Determinação das necessidades de formação baseada na estratégia organizacional

1. A necessidade de uma estratégia de análise orientada às necessidades de formação contínua

Quanto maior a escassez de meios, maior a tendência a negligenciar o levantamento de necessidades de formação dos trabalhadores.
O empregador conhece os seus colaboradores e deve ter a última palavra em relação à formação/educação a ministrar, sem ter de consultar especialistas que consomem elevados recursos financeiros. E têm de ter em conta que:
  • Formação que não está devidamente inserida numa estratégia de eliminação de lacunas e de procura orientada de défices de conhecimentos e de competências, é um desperdício de tempo e dinheiro.
  • Quanto maior a escassez de fundos e tempo, maior a urgência na necessidade de colmatar a falta de conhecimento e de competências, mais necessário se torna identificar e combater as lacunas que podem ficar no caminho para o sucesso.

Não é útil planear e implementar actividades formativas baseadas somente em alguns pontos fracos e no âmbito de uma estratégia desarticulada “de alguma coisa tem de ser feita para o pessoal" (formação como tendência mainstream). A operacionalização de actividades formativas não pode ser feita de acordo somente com os desejos de formação dos trabalhadores. Toda a actividade formativa deve ter utilidade presente/futura para a organização. O tempo e custos dos recursos estão, então, justificados e são aceitáveis.

No entanto, isto só é viável, quando as necessidade de formação são determinadas, considerando:

  •  os trabalhadores / colaboradores
  • as tarefas e actividades
  •  as estratégias.

Garante-se desta forma que os recursos humanos terão as competências necessárias para lidar adequadamente com as tarefas que têm de cumprir. Assim, a estratégia organizacional constitui o ponto de partida ou de base para uma análise das necessidades de formação específicas.
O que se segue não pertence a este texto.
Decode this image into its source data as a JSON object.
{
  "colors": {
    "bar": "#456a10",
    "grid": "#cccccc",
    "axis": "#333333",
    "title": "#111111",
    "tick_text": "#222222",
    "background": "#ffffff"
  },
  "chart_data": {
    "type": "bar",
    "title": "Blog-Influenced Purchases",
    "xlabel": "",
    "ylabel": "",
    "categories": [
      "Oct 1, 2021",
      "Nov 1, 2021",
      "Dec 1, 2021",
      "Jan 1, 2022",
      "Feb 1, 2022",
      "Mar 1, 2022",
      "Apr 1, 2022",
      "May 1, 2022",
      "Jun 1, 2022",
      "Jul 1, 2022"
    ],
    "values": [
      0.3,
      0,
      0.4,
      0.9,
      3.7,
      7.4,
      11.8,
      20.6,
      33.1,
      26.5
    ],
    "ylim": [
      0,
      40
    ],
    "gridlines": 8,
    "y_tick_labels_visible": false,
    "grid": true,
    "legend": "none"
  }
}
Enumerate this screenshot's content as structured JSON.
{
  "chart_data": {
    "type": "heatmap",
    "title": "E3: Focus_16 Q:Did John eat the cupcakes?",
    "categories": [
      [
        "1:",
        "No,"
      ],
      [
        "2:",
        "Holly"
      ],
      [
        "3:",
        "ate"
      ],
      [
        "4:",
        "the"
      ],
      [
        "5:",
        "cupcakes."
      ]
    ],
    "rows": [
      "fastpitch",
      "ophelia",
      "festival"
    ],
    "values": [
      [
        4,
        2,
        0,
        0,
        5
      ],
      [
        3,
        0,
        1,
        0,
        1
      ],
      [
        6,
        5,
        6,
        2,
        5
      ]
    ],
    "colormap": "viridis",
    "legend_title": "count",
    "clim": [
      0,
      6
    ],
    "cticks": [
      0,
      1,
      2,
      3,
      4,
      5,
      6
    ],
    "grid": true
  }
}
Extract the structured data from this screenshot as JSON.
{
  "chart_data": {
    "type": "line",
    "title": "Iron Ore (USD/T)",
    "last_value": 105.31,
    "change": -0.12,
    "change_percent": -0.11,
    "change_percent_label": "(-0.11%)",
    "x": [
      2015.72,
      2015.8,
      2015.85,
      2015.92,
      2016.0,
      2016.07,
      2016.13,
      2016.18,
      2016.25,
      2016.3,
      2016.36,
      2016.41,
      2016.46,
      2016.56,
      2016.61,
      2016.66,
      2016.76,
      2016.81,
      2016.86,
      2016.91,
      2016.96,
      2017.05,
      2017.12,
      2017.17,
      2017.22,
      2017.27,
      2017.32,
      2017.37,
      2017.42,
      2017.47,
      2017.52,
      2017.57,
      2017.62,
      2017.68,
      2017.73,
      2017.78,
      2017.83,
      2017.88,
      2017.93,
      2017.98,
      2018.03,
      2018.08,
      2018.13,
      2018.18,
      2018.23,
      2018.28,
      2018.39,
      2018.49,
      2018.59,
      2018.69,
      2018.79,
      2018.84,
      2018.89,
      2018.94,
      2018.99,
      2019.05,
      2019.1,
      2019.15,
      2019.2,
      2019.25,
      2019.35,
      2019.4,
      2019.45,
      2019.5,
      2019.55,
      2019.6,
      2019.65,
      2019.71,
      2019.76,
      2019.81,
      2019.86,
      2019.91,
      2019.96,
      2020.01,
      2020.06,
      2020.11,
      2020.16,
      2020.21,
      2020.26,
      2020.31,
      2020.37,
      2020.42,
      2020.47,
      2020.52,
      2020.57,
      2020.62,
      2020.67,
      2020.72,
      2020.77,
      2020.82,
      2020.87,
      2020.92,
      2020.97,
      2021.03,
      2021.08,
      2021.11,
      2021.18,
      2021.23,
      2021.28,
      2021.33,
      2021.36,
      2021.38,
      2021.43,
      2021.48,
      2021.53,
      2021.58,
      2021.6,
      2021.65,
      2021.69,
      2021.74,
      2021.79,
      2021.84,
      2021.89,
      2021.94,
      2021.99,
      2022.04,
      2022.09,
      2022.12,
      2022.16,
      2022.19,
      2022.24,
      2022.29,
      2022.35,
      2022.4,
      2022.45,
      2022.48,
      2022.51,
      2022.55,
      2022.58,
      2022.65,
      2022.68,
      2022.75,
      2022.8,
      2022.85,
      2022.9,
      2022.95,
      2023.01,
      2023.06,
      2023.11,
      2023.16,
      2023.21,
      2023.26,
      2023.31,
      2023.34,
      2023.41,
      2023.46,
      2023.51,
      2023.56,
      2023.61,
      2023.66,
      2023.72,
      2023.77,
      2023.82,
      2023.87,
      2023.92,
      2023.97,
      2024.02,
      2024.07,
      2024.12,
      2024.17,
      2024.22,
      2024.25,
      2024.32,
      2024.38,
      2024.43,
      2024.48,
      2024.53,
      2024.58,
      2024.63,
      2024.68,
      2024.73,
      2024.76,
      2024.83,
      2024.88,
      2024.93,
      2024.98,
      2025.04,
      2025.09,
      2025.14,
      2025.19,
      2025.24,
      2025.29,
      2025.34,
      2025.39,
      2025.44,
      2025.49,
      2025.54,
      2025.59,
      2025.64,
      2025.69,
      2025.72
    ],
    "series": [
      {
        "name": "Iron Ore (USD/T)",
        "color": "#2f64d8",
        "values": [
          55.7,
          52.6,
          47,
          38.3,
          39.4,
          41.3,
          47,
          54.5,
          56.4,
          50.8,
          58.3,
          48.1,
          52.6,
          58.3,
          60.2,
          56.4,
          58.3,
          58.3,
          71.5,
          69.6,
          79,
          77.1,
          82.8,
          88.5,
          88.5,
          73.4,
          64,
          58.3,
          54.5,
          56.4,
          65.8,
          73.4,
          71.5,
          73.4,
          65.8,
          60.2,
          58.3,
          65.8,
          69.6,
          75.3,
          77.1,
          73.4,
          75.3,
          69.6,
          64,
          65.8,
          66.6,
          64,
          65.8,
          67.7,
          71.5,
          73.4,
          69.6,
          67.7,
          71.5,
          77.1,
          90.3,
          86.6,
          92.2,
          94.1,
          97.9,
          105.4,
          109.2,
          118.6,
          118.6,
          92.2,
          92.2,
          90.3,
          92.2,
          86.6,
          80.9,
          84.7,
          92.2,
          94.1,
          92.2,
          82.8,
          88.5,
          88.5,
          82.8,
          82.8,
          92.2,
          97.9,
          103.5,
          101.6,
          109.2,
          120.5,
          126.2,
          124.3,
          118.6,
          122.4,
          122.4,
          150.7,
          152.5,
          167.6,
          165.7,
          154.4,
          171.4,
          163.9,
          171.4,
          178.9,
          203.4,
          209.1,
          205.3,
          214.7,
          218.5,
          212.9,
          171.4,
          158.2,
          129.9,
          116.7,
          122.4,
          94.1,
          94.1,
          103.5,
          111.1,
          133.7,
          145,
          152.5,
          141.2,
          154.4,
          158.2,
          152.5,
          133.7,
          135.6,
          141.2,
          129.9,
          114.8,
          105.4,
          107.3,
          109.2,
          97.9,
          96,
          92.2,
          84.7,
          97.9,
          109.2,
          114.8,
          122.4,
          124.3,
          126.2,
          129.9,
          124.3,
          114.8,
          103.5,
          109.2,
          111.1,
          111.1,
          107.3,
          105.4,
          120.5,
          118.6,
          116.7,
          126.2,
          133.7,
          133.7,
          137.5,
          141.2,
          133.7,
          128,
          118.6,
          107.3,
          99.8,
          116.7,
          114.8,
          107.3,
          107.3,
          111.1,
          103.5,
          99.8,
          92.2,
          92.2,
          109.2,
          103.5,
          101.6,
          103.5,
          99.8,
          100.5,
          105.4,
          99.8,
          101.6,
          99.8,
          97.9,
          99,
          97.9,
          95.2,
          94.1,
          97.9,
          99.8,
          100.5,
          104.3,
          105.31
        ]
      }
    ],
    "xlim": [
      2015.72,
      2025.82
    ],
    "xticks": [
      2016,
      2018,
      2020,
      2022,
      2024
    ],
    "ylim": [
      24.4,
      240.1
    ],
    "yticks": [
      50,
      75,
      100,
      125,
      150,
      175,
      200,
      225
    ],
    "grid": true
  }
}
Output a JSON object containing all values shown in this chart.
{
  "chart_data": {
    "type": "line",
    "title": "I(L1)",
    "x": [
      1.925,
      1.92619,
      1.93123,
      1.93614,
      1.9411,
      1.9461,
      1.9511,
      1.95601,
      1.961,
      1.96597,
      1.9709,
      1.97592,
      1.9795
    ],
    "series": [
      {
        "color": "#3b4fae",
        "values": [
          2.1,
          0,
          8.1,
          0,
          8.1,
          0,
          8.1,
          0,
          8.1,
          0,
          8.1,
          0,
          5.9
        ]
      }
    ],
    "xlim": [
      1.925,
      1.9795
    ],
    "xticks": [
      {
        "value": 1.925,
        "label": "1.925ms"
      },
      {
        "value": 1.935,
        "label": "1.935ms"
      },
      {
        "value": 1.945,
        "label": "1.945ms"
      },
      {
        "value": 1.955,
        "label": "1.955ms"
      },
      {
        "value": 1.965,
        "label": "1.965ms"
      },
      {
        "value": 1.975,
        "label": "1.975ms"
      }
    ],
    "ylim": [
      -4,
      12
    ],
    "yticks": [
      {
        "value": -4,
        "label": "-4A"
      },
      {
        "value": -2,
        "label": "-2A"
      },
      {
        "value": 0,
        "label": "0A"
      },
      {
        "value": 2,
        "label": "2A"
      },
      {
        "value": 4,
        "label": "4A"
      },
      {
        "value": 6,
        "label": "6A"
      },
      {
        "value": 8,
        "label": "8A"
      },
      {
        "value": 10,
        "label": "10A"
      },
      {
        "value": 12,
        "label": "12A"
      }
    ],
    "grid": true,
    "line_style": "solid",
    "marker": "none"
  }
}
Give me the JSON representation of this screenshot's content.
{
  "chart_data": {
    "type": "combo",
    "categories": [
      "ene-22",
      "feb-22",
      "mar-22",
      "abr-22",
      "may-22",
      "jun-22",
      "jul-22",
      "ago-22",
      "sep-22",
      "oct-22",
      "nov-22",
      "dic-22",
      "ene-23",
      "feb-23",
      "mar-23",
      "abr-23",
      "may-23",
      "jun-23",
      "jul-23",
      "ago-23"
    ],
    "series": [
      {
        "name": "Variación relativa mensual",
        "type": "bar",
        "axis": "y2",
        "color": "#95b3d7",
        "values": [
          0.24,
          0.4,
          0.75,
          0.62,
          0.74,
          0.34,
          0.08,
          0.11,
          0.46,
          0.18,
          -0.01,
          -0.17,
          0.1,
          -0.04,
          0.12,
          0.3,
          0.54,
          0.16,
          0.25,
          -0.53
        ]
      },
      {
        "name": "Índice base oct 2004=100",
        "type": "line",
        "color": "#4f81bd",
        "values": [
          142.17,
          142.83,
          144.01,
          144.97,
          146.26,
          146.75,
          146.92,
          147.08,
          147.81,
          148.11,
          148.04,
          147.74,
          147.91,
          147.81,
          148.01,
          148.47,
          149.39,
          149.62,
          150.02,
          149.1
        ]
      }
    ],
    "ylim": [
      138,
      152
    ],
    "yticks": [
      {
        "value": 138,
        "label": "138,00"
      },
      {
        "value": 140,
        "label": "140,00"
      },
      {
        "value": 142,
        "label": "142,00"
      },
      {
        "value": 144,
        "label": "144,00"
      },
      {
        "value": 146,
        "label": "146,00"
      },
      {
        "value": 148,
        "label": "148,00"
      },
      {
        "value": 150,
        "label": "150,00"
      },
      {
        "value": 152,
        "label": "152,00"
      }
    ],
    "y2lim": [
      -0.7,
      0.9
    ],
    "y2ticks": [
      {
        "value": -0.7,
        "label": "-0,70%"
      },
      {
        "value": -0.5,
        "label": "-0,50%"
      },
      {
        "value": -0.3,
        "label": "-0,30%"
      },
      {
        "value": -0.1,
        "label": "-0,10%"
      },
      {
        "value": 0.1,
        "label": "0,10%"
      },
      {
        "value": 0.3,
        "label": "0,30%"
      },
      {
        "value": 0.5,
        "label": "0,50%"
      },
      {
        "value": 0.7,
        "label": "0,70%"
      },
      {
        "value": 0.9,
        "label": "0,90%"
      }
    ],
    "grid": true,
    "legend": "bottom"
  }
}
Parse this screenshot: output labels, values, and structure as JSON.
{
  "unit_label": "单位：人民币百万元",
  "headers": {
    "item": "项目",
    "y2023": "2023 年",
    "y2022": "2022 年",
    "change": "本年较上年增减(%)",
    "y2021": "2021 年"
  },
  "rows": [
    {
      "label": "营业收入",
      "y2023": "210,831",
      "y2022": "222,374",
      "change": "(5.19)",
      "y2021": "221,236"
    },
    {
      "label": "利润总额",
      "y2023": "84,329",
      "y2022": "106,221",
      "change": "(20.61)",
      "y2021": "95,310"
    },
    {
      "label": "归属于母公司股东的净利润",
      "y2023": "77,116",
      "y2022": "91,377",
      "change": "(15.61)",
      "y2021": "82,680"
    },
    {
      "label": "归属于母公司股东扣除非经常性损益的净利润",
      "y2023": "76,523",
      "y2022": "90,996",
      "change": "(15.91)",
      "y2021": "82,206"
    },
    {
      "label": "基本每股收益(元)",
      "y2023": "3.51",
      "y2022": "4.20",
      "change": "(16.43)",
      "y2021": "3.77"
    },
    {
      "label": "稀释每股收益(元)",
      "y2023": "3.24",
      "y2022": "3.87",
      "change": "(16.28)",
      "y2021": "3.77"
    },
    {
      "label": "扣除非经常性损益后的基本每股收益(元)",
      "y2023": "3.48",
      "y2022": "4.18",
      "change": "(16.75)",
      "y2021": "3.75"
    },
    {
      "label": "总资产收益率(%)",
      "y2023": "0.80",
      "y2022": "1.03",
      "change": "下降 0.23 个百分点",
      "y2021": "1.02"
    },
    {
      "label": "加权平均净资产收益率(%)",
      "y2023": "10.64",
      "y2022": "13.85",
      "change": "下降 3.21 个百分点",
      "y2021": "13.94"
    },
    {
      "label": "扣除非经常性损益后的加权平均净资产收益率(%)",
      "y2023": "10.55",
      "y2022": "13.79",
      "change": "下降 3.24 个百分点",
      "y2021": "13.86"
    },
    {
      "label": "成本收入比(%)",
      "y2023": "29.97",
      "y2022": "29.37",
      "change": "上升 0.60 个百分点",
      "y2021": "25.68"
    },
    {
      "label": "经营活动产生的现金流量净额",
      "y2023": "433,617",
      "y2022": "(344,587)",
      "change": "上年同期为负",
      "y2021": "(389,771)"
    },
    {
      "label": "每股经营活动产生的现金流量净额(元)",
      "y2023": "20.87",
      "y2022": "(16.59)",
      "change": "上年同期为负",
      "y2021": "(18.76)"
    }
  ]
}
2. A estratégia organizacional como ponto de partida
2.1 Factores de desenvolvimento da estratégia

Estabelecer estratégias não é um luxo que apenas as grandes empresas podem pagar, quer seja, em horas de trabalho, em pessoal qualificado e/ou em custos para este trabalho "improdutivo". Esta opinião muito comum baseia-se em desconhecimento e preconceitos.
O desenvolvimento de estratégias é, antes, uma das tarefas de rotina dos executivos ou dos responsáveis pela gestão. Todos os gestores/directores responsáveis por uma organização têm de dedicar tempo a estabelecer estratégias.
De forma a determinar as necessidades de formação contínua com base na estratégia organizacional é fundamental conhecer  os seus princípios e fundamentos, a saber:

Cada estratégia é composta por três factores básicos:

  • A posição inicial: as condições de partida no início da organização; geralmente, para as organizações mais antigas,  os resultados do último exercício social.
  • O objectivo: inclui as diferentes metas, com base na posição inicial e relaciona-se com as condições económicas, a evolução do mercado, os factores ambientais, objectivos, recursos financeiros, técnicos e humanos.
  • Medidas para a consecução dos objectivos: i.e., o planeamento de medidas para auxiliar na concretização dos objectivos.

Simplificando, a estratégia organizacional é a definição dos objectivos da organização com base na análise da posição inicial e o planeamento de medidas para a realização dos seus objectivos.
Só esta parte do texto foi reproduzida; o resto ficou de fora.